When one of your availability tests fails, it will alert you via email, SMS, or voicemail. Alerts can also be directed to software in the network operations center for escalation and correlation with device metrics. Some synthetic monitoring vendors also send SNMP traps to enterprise management software tools.
Alerts fall into one of two main categories. Hard errors occur when a test encounters a problem, for example, a 404 Not Found message when retrieving a page. By contrast, threshold violations occur when a metric, such as host latency, exceeds some threshold for a period of time.
Figure 9-27 shows an alarm configuration screen that defines both hard (availability) and threshold (performance) violations. Setting up a threshold violation alarm requires several details.
The performance threshold. In this example, there are two thresholds, one for “warning” and one for “critical.”
Which metric to look at (in this case, it’s the total time to load a page).
A dynamic threshold violation (this alerts you if the page performance exceeds the baseline for “normal” performance at this time).
For hard error alerts, you simply need to define which kinds of availability problems to notify about. When defining any kind of alert, you may also have to configure rules about suppression (so that the service only tells you when it’s broken and when it’s recovered, rather than flooding you with error notifications) and verification (so that the service checks several times to be sure the error is real before telling you about it).
A good alerting system lets you sleep at night knowing that if there’s an issue with your website (availability or performance), you’ll be alerted.
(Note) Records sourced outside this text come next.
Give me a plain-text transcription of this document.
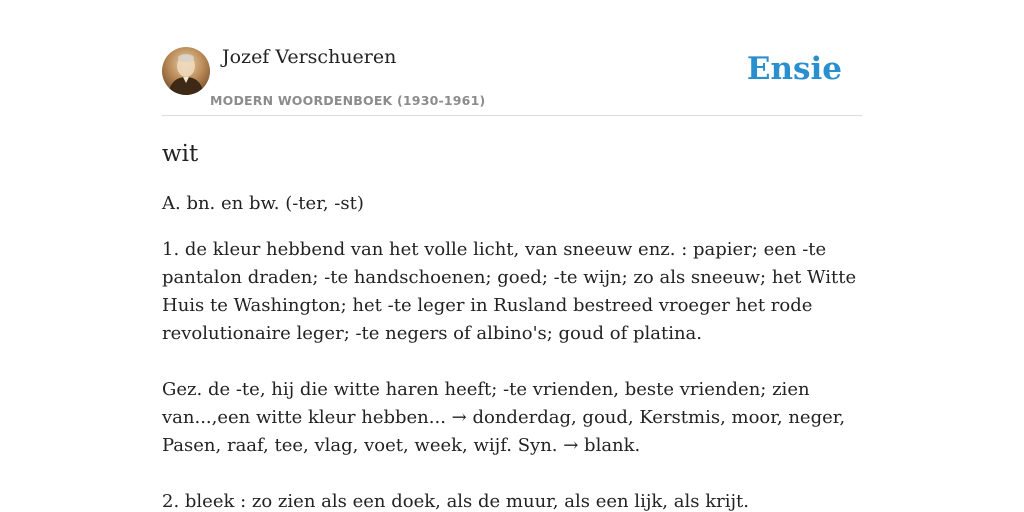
Jozef Verschueren
MODERN WOORDENBOEK (1930-1961)
Ensie
wit

A. bn. en bw. (-ter, -st)

1. de kleur hebbend van het volle licht, van sneeuw enz. : papier; een -te pantalon draden; -te handschoenen; goed; -te wijn; zo als sneeuw; het Witte Huis te Washington; het -te leger in Rusland bestreed vroeger het rode revolutionaire leger; -te negers of albino's; goud of platina.

Gez. de -te, hij die witte haren heeft; -te vrienden, beste vrienden; zien van...,een witte kleur hebben... → donderdag, goud, Kerstmis, moor, neger, Pasen, raaf, tee, vlag, voet, week, wijf. Syn. → blank.

2. bleek : zo zien als een doek, als de muur, als een lijk, als krijt.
That system loses its effectiveness if there are too many false positives, but tuning an alerting system can take time. For example, most sites will exhibit different response times from different geographic locations, even within the same country. Setting a single response time alert threshold across all the geographies from which you’re testing from will either cause you to miss critical alerts (if set too high) or get too many false positives (if set too low).
Some services have far more complex alerting systems, including escalation, problem severity options, time zones, maintenance windows during which to ignore downtime, and so on.
Whichever option you choose, your alerts should contain as much business information as possible, such as how many users were affected, the change in website conversions during the outage, or whether the incident happened during a planned adjustment to the site. The perfect alert contains all of the information you need to localize, diagnose, and repair the problem, and to assess its impact on your business.